Covid-19: Recording of ethnicity data to be mandatory on death certificates
- 29 October 2020
The recording of ethnicity data on death certificates in England is set to become mandatory in a bid to tackle health disparities of Covid-19.
The government’s quarterly report on progress to address Covid-19 health inequalities addresses a number of ways data can be used to better understand why patients from minority ethnic backgrounds are at greater risk from the virus.
Under the recommendations from the Race Disparity Unit (RDU) healthcare professionals would be required to ask patients their ethnicity, which would be transferred to a new digitised cause of death certificate.
That data would then be used to inform Office of National Statistics (ONS) mortality figures.
“The recording of ethnicity as part of the death certification process should become mandatory, as this is the only way of establishing a complete picture of the impact of the virus on ethnic minorities,” the report recommends
“Work is underway across government to develop a solution, taking into account legal, digital and methodological processes, and this must be given sufficient priority.”
A number of data collection processes have been undertaken improve datasets, including the ONS increasing the sample size and monitoring the response rate of the Covid-19 Infection Survey to “ensure the sample of different community population groups is representative”.
Public Health England has added ethnicity to the NHS Test and Trace web-tool, which also includes information on age, sex, postcode and occupation.
Equalities minister Kemi Badenoch said the mandatory recording of ethnicity data in the death certification process “must be a priority for the coming months”.
“It is absolutely imperative that we understand the key drivers of the disparities and the relationships between the different risk factors. That way we can ensure that our response is evidence-driven and targeted appropriately,” she said in a letter to the prime minister health secretary.
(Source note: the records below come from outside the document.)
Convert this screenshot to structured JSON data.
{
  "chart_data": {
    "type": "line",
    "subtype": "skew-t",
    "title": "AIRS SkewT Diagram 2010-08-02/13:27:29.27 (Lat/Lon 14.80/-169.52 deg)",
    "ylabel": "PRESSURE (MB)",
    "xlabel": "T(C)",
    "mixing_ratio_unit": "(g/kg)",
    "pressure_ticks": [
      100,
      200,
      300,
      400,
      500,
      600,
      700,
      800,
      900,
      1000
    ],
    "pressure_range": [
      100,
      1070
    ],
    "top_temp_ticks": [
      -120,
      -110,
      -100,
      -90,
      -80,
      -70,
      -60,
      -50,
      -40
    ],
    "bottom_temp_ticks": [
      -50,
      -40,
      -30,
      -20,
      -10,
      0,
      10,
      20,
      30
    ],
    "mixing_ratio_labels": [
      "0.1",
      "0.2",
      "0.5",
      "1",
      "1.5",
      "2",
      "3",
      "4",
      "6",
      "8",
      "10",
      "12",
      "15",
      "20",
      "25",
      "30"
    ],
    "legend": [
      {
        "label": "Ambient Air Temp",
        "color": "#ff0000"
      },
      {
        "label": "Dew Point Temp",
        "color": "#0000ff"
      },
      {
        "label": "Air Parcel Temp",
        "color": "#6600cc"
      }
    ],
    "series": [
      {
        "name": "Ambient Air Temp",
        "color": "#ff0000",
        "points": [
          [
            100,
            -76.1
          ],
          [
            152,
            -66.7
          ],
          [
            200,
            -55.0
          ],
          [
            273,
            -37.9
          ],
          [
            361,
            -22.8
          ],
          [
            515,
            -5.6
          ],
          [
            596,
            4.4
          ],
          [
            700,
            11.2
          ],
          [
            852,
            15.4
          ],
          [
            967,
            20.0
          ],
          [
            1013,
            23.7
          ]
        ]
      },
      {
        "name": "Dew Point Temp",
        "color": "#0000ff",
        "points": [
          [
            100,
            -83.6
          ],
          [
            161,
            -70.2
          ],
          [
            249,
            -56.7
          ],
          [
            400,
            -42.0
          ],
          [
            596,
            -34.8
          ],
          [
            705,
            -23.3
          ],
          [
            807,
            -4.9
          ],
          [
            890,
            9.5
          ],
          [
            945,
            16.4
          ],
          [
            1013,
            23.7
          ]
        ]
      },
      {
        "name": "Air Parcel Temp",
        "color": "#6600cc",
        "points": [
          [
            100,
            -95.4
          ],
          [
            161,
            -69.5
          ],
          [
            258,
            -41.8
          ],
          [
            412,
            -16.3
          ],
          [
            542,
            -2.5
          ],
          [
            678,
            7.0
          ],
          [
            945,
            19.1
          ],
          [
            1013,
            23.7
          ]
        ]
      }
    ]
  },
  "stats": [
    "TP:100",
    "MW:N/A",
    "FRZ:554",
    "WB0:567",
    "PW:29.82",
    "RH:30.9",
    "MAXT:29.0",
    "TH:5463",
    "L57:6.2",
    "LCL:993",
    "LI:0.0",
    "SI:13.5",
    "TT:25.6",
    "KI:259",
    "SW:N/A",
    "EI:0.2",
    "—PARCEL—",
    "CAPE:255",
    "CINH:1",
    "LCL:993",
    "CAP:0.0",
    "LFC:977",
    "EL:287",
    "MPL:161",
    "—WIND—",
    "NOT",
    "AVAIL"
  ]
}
The Shuri Network, established to support BAME women in digital health, previously warned the problem cannot be passed between departments as a “hot potato too difficult to confront”.
Health inequalities
The RDU’s recommendations follow Public Health England’s June report that called for the collection and recording of ethnicity data related to Covid-19 to be mandated.
The report, Beyond the data: Understanding the impact of Covid-19 on BAME groups, concluded better data was needed “to deepen our understanding of the wider socio-economic determinants, improve data recording of faith and ethnicity and greater use of community participatory research”.
It found black, Asian and minority ethnic (BAME) people were twice as likely to die from Covid-19.
People of Bangladeshi ethnicity were most at risk with around twice the risk of death compared to white British people. Other BAME groups were also disproportionately affected, with people of Chinese, Indian, Pakistani, other Asian, Caribbean and other black ethnicity having a 10-50% higher risk of death from the virus compared to white British people.
A multitude of reports have highlighted the increased risk to BAME communities during the pandemic, including an Institute of Fiscal Studies report in May which found Covid-19 hospital deaths were three times higher among the black Caribbean population.
Policy thinktank IPPR and race equality think tank Runnymede Trust estimate an extra more than 58,000 additional deaths from Covid-19 could have occurred in England and Wales if white populations experienced the same risks as black populations.